La galerie Cécile Fakhoury présente sa troisième exposition personnelle de l’artiste ivoirien Aboudia. Môgô Dynasty, le portrait d’une société en mouvement, réunit ses derniers travaux réalisés à Abidjan et une installation monumentale in situ.
Le travail d’Aboudia représente la vitalité, l’énergie sans fard d’une jeunesse qui s’en sort, qui se débrouille et esquisse un sourire à faire peur parfois, mais un sourire plein et qui exalte toute son expérience. En marge, c’est une génération qui s’étire et prend une forme nouvelle, se restructure et dévoile une force plus claire. En chaque œuvre grouille une horde de vies, un courant d’air et de bruit, des silhouettes cherchant leur place dans des espaces inlassablement trop étroits.
Dans Môgô Dynasty, les peintures d’Aboudia se rétrécissent. Les figures étouffent dans le cadre, elles disent ainsi dans un vacarme embué toute leur force prête à exploser. Le sol semble s’être dérobé, la perspective se limiter à la couleur, aux débords et aux contours de la toile. Les rehauts des personnages accumulés signifient un brulant désir d’affirmation du soi dans un bouillonnement commun. Sans marqueur de réalisme, Aboudia décline les traits caractéristiques de ceux avec qui il partage le temps et l’espace. Le hors champ tient sa place dans cette chronique ivoirienne. Ces tableaux-murs sont des extraits, des essences catalysées des morceaux de la rue.
L’installation in situ La cour revêt un pan de mur composé d’une multitude de figures vides confectionnées avec des tissus agencés, des habits usés. Les fripes d’enfants sont mises en scène comme si elles étaient encore habitées. La tapisserie se fait paysage, panorama d’un atelier à ciel ouvert de Fanicos. Ces lessiveurs à moindre coût emportent des ballots vers les cours d’eau et les sèchent au petit soleil, au petit vent de la ville, à vue des passants et des passagers des transports hurlants. On imagine face à cette installation dans la galerie, les champs de vêtements que l’on peut voir sur les grands axes d’Abidjan. La vaste fresque est ponctuée de coulures de laine, par touches, suggérant des traces de peinture, un écho au langage de l’œuvre d’Aboudia.
Avec ses Môgôs, La famille du Roi, La mort du Roi et Le môgô muselé, Aboudia raconte l’errance de personnages fantômes laissant leur empreinte à chacunes de leurs apparitions.
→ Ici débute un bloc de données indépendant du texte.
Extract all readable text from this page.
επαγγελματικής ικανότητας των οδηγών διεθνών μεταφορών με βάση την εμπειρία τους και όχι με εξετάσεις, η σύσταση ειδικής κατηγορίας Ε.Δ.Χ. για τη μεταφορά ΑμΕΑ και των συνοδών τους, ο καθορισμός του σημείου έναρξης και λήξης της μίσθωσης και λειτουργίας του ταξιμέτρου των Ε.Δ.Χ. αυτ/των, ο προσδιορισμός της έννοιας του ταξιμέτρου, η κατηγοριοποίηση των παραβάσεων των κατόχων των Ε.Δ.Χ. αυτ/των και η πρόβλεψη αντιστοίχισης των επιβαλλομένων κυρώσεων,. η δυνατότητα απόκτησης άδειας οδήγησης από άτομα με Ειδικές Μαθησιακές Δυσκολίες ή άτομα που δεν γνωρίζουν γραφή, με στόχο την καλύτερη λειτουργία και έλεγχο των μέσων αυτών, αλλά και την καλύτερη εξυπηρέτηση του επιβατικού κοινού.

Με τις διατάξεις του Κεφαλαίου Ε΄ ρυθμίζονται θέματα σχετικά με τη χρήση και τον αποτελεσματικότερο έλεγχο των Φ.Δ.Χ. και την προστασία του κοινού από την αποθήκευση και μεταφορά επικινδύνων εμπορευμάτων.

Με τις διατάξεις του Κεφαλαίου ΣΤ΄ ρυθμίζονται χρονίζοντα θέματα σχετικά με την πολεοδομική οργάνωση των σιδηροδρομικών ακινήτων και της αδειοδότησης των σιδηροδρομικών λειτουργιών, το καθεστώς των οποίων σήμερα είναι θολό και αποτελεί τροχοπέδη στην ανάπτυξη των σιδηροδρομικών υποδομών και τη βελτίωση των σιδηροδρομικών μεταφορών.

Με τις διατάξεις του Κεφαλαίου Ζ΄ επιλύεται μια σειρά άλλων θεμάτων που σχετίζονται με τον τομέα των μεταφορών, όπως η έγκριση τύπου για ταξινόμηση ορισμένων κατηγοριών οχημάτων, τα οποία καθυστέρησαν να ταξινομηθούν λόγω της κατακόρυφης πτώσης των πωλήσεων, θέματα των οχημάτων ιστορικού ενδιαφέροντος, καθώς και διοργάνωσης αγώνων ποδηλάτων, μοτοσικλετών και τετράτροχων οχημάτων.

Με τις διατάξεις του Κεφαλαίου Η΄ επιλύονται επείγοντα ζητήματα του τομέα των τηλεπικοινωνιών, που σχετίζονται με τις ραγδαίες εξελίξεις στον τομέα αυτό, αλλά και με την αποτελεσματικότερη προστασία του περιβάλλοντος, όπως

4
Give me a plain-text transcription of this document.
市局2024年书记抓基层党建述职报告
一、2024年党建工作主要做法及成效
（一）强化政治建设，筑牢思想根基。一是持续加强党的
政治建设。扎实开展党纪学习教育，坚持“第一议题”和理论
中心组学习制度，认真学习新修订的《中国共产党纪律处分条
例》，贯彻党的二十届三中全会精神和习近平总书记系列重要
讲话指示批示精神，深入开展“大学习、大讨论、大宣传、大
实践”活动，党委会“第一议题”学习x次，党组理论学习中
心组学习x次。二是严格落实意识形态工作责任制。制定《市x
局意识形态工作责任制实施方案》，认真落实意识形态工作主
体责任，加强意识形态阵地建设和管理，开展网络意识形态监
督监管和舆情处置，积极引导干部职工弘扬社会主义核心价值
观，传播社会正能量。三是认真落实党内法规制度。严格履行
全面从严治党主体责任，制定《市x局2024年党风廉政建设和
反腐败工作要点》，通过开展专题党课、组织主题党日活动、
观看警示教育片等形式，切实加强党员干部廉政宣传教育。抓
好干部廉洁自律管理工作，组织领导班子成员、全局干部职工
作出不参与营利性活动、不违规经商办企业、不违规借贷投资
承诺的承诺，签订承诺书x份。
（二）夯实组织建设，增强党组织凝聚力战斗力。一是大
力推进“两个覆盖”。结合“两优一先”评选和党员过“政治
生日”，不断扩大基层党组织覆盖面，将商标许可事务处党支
Noctambules masqués, ses protagonistes maquillés et sapés sortent dans un joyeux et inquiétant capharnaüm. Il y a du mort-vivant, du zombie plus éveillé que jamais qui s’éclaire dans ses tableaux. Un thriller sortit d’Afrique de l’ouest côtière, entre le béton et le sable, Aboudia crée un bal poussière fantastique.
D’une œuvre à l’autre, le public est projeté dans le flux et le brouhaha du maquis. Les toiles sont des arrêts sur image, un focus sur un groupe de môgôs qui s’apprêtent à s’entretenir entre eux, en cercle de partage des expériences où chacun endosse un statut social : stature du dur gars ou du financier accompli, du petit garagiste au fonctionnaire, de l’apprenti au chauffeur de berline. On ressent dans les toiles d’Aboudia la présence des Ziguéhis d’hier jusqu‘à la naissance et l’affirmation du Nouchi. Des frottements de mots, des sons remixés et des rêves d’ailleurs brandis en signes identitaires, résistants aux épreuves du quotidien précaire.
Hors contexte on peut admirer le trait vif et acéré, la touche rapide et volontaire, le noir profond insistant sur le signe répétitif et continu de l’infini. Sa ligne contiendra sans cesse l’effervescence d’un territoire en éclosion, objet de palabres et de revendications. Abidjan est en pleine ascension, ville des transformations, sortie de crise, devenue attractive, cité des possibles. Aboudia guette, il observe et s’immerge dans sa métropole, il fait corps avec son mouvement, ses changements. Toile après toile il décrit dans le vif ce qui résiste aux codes lisses, à la pâleur d’une société uniformisée.